Federal oversight of the Oakland Police Department may end soon
U.S. District Court Judge William H. Orrick is expected to soon issue an order regarding lifting of a federal monitor's oversight of Oakland police.
Oakland Police Chief LeRonne Armstrong said at a press conference Wednesday that he was optimistic, but that there was more work to do in regards to making progress on more than four dozen reform measures.
The city entered into an agreement for federal oversight following a 2000 complaint by a rookie police officer against the OPD’s gang task force – who dubbed themselves “the Oakland Raiders” – who were accused of beating a suspect.

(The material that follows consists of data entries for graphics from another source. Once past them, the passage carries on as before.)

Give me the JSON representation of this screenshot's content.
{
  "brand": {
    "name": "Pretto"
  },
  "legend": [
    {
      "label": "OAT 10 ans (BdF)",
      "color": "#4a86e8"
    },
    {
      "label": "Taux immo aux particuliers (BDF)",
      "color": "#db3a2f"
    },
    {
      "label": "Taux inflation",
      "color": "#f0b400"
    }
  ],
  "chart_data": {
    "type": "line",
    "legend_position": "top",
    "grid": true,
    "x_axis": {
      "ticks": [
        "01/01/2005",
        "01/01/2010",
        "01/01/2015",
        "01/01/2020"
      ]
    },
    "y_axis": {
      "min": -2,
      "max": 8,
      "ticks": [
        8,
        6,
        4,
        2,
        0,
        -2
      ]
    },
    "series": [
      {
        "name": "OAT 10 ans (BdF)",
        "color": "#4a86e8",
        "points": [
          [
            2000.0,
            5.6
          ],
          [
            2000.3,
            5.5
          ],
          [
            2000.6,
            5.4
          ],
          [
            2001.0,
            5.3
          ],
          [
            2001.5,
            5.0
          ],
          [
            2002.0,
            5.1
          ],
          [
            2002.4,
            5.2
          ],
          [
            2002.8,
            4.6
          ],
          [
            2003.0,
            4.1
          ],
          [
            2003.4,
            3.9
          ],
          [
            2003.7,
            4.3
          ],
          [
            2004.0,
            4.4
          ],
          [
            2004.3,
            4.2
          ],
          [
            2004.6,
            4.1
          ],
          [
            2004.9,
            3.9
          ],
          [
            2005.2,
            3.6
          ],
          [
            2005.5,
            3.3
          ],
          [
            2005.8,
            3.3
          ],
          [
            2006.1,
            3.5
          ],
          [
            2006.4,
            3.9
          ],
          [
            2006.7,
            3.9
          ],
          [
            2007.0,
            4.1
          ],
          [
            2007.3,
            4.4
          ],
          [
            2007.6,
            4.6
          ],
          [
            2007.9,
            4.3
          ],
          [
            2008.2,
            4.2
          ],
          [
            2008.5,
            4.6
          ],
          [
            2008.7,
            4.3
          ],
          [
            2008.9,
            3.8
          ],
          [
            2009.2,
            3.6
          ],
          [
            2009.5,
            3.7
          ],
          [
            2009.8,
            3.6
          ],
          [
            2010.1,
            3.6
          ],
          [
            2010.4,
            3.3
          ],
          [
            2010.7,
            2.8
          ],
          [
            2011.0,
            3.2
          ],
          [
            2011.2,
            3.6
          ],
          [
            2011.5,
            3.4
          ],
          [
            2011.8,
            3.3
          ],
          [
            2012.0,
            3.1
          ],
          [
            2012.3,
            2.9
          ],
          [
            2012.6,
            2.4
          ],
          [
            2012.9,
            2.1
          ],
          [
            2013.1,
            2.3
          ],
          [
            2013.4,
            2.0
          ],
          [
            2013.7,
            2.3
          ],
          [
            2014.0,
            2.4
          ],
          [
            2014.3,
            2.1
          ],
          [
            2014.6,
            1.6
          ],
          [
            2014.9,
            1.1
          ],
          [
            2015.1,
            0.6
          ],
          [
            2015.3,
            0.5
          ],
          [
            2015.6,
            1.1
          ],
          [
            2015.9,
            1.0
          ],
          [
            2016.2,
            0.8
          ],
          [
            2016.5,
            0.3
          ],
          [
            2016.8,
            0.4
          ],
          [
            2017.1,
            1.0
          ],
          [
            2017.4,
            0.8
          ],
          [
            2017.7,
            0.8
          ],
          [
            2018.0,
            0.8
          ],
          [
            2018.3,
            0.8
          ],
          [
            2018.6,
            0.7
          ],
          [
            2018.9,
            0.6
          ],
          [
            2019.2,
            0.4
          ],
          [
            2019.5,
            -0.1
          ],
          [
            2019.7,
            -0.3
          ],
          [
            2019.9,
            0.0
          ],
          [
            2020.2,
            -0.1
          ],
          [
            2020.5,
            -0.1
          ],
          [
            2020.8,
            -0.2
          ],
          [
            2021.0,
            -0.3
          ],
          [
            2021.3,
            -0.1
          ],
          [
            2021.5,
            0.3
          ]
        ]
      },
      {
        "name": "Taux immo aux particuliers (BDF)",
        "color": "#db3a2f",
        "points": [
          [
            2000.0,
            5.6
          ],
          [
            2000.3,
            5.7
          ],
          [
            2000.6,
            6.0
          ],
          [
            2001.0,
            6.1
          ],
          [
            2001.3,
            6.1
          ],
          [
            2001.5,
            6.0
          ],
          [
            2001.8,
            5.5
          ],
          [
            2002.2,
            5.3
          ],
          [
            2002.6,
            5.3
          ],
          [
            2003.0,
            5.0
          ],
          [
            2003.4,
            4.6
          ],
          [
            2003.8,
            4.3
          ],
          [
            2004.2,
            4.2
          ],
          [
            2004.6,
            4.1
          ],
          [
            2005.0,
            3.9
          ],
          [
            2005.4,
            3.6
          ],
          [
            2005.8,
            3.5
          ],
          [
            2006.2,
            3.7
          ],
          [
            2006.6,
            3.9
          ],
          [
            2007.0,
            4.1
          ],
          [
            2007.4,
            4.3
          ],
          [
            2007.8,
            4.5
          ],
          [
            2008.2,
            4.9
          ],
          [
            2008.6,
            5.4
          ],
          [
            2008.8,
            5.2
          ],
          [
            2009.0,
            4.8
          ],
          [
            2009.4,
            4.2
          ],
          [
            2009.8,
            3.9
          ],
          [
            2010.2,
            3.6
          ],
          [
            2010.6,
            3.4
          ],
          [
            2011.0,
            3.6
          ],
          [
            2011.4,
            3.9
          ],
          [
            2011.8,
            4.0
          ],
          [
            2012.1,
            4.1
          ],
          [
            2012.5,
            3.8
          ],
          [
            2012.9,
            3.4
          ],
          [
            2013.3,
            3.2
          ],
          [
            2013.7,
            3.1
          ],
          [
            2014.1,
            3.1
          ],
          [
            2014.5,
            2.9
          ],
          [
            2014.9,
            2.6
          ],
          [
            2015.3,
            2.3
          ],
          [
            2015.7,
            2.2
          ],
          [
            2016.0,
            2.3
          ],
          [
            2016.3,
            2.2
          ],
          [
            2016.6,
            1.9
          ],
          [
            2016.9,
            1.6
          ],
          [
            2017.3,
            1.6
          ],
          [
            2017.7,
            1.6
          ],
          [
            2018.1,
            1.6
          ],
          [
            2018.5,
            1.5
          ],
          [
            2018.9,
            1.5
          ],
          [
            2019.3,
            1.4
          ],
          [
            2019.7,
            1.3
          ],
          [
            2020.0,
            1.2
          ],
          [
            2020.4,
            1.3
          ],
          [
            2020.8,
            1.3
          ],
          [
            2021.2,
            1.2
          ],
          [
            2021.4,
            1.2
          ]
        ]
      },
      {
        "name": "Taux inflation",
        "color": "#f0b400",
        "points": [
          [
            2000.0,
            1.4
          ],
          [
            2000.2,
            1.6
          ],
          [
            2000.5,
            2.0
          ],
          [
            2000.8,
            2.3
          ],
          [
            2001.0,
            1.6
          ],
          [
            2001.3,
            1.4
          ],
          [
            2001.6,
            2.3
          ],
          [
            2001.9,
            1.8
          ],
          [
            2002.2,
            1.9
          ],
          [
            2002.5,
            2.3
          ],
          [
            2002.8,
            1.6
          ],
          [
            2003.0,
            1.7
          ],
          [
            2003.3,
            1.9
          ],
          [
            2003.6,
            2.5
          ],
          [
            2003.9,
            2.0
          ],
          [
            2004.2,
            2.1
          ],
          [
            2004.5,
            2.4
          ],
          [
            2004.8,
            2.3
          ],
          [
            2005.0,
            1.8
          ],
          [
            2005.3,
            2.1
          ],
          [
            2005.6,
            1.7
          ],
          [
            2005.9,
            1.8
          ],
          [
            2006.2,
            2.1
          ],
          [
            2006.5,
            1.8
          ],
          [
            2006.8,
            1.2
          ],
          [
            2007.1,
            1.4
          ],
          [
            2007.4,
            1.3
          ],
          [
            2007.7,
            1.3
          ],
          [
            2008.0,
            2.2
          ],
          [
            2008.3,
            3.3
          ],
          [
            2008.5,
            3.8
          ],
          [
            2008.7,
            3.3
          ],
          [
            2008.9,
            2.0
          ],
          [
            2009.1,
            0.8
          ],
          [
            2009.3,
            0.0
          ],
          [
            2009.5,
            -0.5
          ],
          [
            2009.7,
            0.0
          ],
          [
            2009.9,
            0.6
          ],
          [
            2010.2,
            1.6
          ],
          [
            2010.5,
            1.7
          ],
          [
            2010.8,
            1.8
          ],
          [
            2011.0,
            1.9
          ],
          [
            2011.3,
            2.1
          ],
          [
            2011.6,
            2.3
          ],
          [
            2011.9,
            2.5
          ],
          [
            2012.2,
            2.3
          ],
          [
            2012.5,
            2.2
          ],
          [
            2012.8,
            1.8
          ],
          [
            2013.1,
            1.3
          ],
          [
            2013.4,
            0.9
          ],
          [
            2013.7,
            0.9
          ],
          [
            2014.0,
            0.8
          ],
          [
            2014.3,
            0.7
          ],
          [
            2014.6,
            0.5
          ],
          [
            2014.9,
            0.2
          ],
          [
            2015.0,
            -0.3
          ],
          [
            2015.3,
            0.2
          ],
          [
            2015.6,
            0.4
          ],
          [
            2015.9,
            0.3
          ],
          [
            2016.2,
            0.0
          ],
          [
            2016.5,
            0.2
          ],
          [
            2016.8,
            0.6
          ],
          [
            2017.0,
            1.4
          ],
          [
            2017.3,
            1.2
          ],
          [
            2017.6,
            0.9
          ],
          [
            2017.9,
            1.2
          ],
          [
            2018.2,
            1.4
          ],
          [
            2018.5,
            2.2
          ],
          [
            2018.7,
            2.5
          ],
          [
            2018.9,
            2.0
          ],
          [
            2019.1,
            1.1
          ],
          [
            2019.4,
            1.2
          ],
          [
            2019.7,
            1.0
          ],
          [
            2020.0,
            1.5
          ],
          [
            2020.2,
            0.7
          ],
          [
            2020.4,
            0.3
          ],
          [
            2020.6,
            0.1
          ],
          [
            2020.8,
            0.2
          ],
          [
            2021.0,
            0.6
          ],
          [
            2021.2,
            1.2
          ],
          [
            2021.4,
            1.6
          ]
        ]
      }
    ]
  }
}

The ensuing investigation of four officers uncovered more accusations of planting drugs, falsely arresting suspects, and falsifying police reports, leading to formal complaints filed by 119 victims. None of the accused officers were convicted of criminal charges, but all four left OPD. The city ended up paying more than $10 million in civil rights claims to victims.
An independent monitor has overseen the city's completion of the reforms since 2003.
Despite OPD seemingly becoming a model for more progressive policing across the state, a CalMatters analysis of state Department of Justice data earlier this year said OPD sustains complaints against its officers at a higher rate than any other major law enforcement entity – except the state Department of Corrections and Rehabilitation.